I had two more children and now 18 grandchildren, but I can remember every
detail as if it were yesterday. I remember a very insensitive hospital staff
(as a nurse I know that in most cases these cases are treated with great
compassion now, but not then). Like any loss, the pain changes and having some
knowledge of the meaning of life, as well as the afterlife, helps immensely. I
don't know how people do it without faith. But, we learn. I learned to be
a more sensitive nurse and to do things they didn't do for me. My prayers for your sister. The aching of empty arms will lessen in time but
your perspective is good. I would advise family members to talk to her as much
as she wants about the experience and this child.
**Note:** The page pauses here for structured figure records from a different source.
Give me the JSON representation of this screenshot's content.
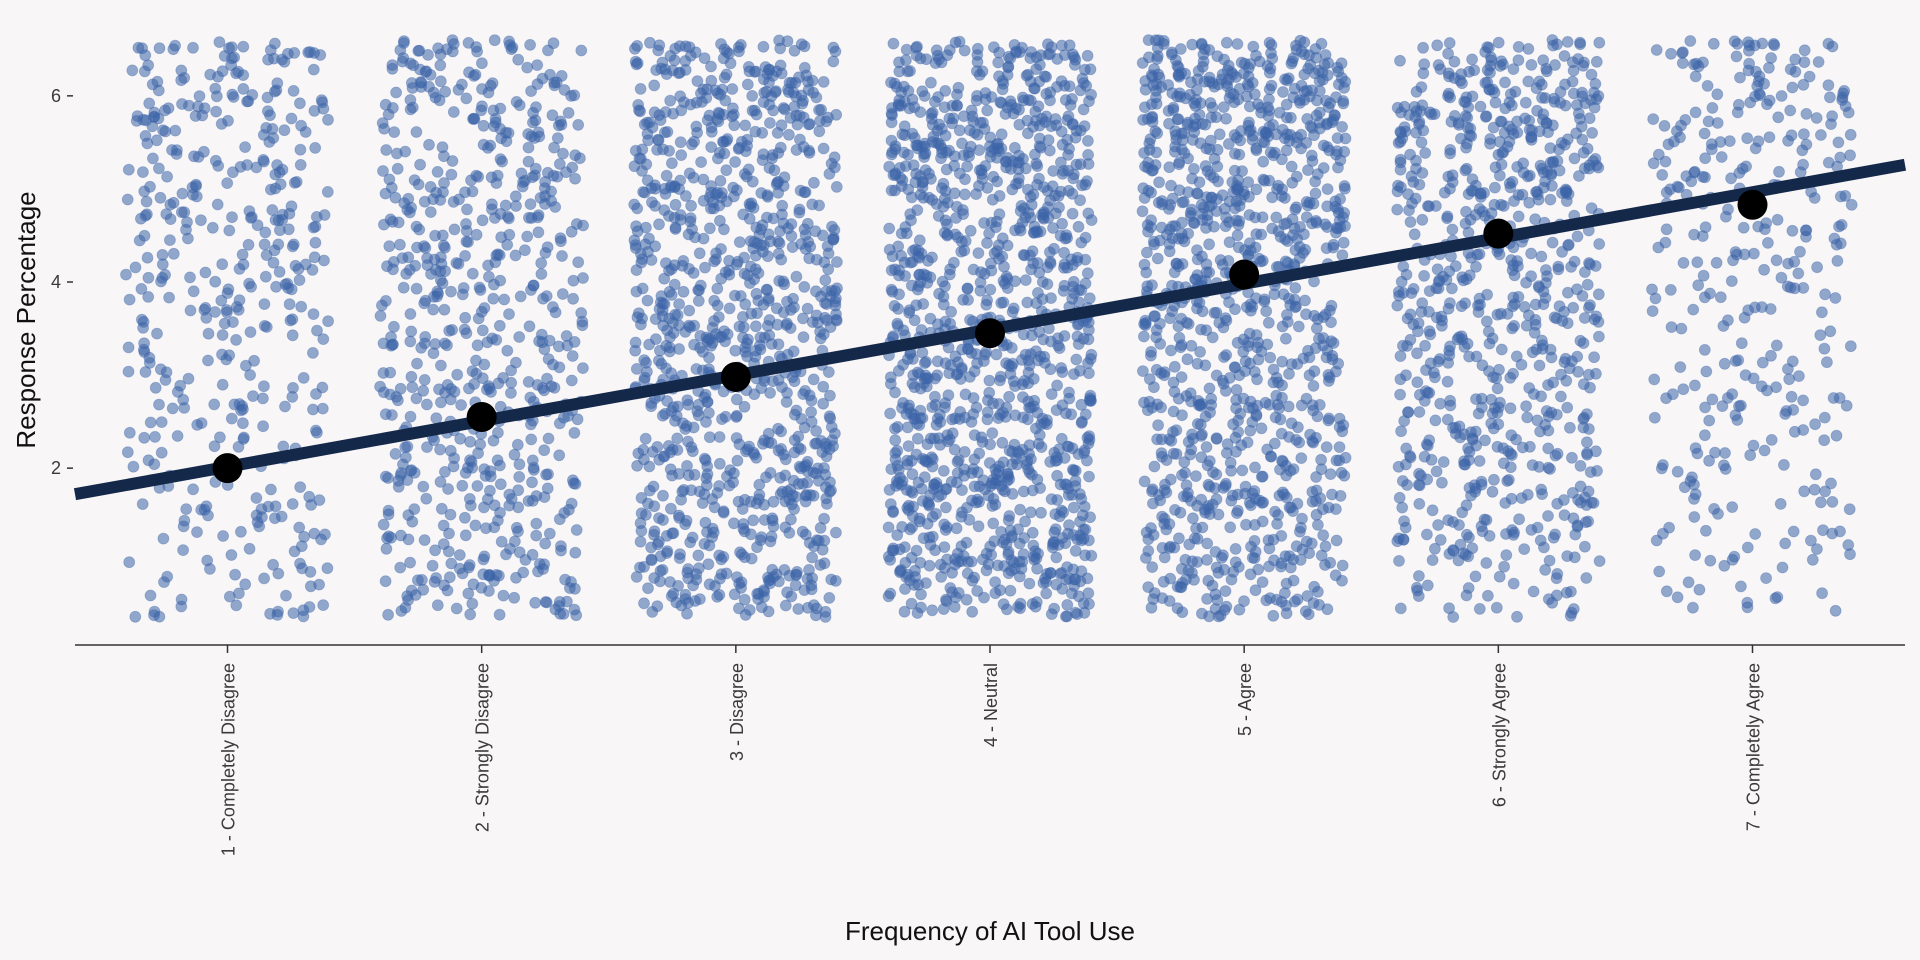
{
  "chart_data": {
    "type": "scatter",
    "title": "",
    "xlabel": "Frequency of AI Tool Use",
    "ylabel": "Response Percentage",
    "categories": [
      "1 - Completely Disagree",
      "2 - Strongly Disagree",
      "3 - Disagree",
      "4 - Neutral",
      "5 - Agree",
      "6 - Strongly Agree",
      "7 - Completely Agree"
    ],
    "yticks": [
      "2",
      "4",
      "6"
    ],
    "ylim": [
      0.1,
      6.6
    ],
    "xlim": [
      0.4,
      7.6
    ],
    "grid": false,
    "legend": "none",
    "colors": {
      "points": "#3d64a8",
      "line": "#14284a",
      "means": "#000000",
      "background": "#f8f6f7"
    },
    "series": [
      {
        "type": "jittered-points",
        "jitter_width": 0.4,
        "y_range": [
          0.4,
          6.6
        ],
        "counts": [
          420,
          640,
          980,
          1180,
          1050,
          760,
          330
        ],
        "density_note": "dense everywhere; sparser at low y for categories 5-7 and at high y for category 1"
      },
      {
        "type": "mean-points",
        "x": [
          1,
          2,
          3,
          4,
          5,
          6,
          7
        ],
        "y": [
          2.0,
          2.55,
          2.98,
          3.45,
          4.08,
          4.52,
          4.83
        ]
      },
      {
        "type": "regression-line",
        "x": [
          0.4,
          7.6
        ],
        "y": [
          1.72,
          5.26
        ]
      }
    ]
  }
}
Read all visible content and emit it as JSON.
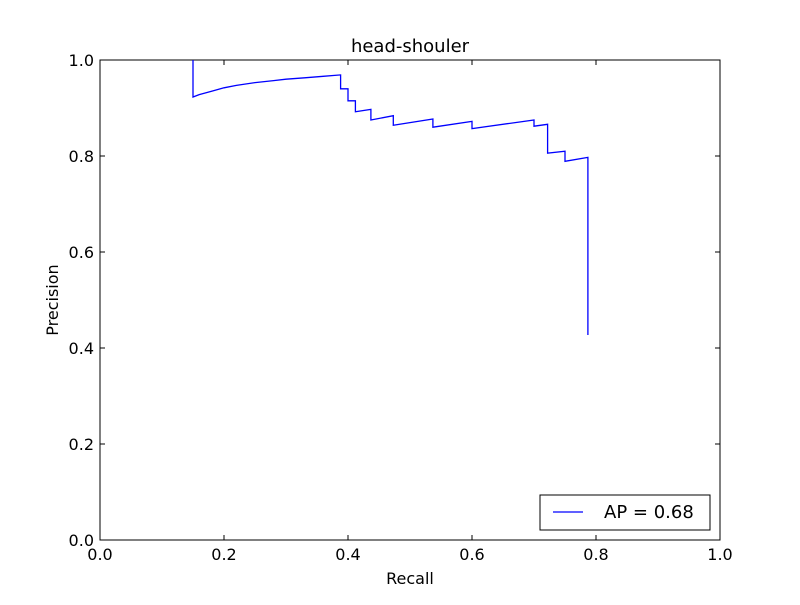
{
  "chart_data": {
    "type": "line",
    "title": "head-shouler",
    "xlabel": "Recall",
    "ylabel": "Precision",
    "xlim": [
      0.0,
      1.0
    ],
    "ylim": [
      0.0,
      1.0
    ],
    "xticks": [
      "0.0",
      "0.2",
      "0.4",
      "0.6",
      "0.8",
      "1.0"
    ],
    "yticks": [
      "0.0",
      "0.2",
      "0.4",
      "0.6",
      "0.8",
      "1.0"
    ],
    "grid": false,
    "legend_position": "lower-right",
    "series": [
      {
        "name": "AP = 0.68",
        "color": "#0000ff",
        "x": [
          0.15,
          0.15,
          0.16,
          0.18,
          0.2,
          0.22,
          0.25,
          0.28,
          0.3,
          0.33,
          0.36,
          0.388,
          0.388,
          0.4,
          0.4,
          0.412,
          0.412,
          0.437,
          0.437,
          0.473,
          0.473,
          0.537,
          0.537,
          0.6,
          0.6,
          0.7,
          0.7,
          0.722,
          0.722,
          0.75,
          0.75,
          0.787,
          0.787
        ],
        "y": [
          1.0,
          0.923,
          0.928,
          0.935,
          0.942,
          0.947,
          0.953,
          0.957,
          0.96,
          0.963,
          0.966,
          0.969,
          0.94,
          0.94,
          0.915,
          0.915,
          0.892,
          0.897,
          0.875,
          0.884,
          0.864,
          0.877,
          0.86,
          0.872,
          0.857,
          0.875,
          0.862,
          0.866,
          0.806,
          0.81,
          0.789,
          0.797,
          0.427
        ]
      }
    ]
  }
}
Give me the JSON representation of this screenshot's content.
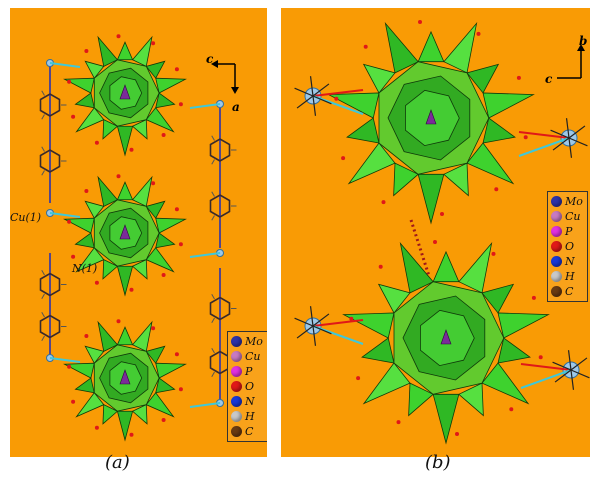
{
  "panel_a": {
    "caption": "(a)",
    "labels": {
      "n1": "N(1)",
      "cu1": "Cu(1)"
    },
    "axes": {
      "horizontal": "c",
      "vertical": "a"
    }
  },
  "panel_b": {
    "caption": "(b)",
    "axes": {
      "horizontal": "c",
      "vertical": "b"
    }
  },
  "legend": [
    {
      "label": "Mo",
      "color": "#2d32a8"
    },
    {
      "label": "Cu",
      "color": "#c77ac2"
    },
    {
      "label": "P",
      "color": "#e030e0"
    },
    {
      "label": "O",
      "color": "#e01818"
    },
    {
      "label": "N",
      "color": "#1838d8"
    },
    {
      "label": "H",
      "color": "#c8c8c8"
    },
    {
      "label": "C",
      "color": "#6a3a12"
    }
  ],
  "colors": {
    "background": "#f99b05",
    "polyhedra": "#3ed22e",
    "bond": "#40c8d8"
  }
}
There is a tendency to sweep
under the rug what already has a feeling of unreality.
This hit home with me because like the sister in this article, my first child, a
girl, was stillborn 33 years ago this month, the result of many many medical
errors by the hospital and doctor (no, I did not sue). I remember that painful
day and the days that followed all too easily these three decades later, but I
can tell this sister that I, too, had fear and anxiety over "what next"
and "what if." But there WAS joy that followed. Despite being a high
risk patient because of the first outcome, I delivered a healthy baby boy two
years later who was and is the joy of my life. Because of what happened, I
definitely drew closer to the Lord and was so filled with gratitude for the gift
that was my son. Looking back, the lesson for me at the time was to appreciate
the tender mercies and, looking forward, to have faith that everything works out
for our good even when the pain seems never-ceasing. We learn from sorrow what
true joy is. I echo what others have expressed: may the Lord richly bless your
Mercifully, hospitals and personnel are much more sensitive than they were 40+
years ago. The babies were not seen by the parents. There was no thought of a
funeral or even a burial. The babies were "disposed of" by the hospital
and you went home with aching arms. Then people tried never to talk about it,
for fear of making you feel bad. Mothers and fathers should talk about it as
much and as long as they need to. Finally, years and years later, you don't
think about it every day anymore -- but these babies are never forgotten.
I loved reading this article. Thank you for sharing the experience. I
haven't had this particular sorrow, but I've had my "share"
and have learned that asking for the healing/strengthening power of the
Atonement into our lives can bring exquisite peace. We can be healed and learn
concepts that will help us help others. When you let the Lord help you through
it, He helps you learn what you need to know and your soul expands, your heart
becomes - - can't put it into words except through a series of scriptures
1Peter4:12 Then 2Corinthians 4:17, then 2Timothy2:21. Read them in that order
over a few times. Comforting and enlightening.
When I inventoried cemetaries, there was one grave that, according to the
headstone, only had one person buried in it - a man who died in the 90's.
As i gathered information, I found a written record that stated that in that
grave, the man's twin daughters also rested - born in the 1950's, one
of them stillborn and the other died a few days later. I added them to the
computerized grave register. A little later I talked to the widow/mother, and
she told me they weren't allowed to hold or even see their girls. With
tears in her eyes, she said "Thank you for remembering my girls". She
had gone 60 years with this sorrow inside her. She died soon after almost 90
years old. Thank you so much for sharing your sister's story
and insights. I wish this woman could have heard it.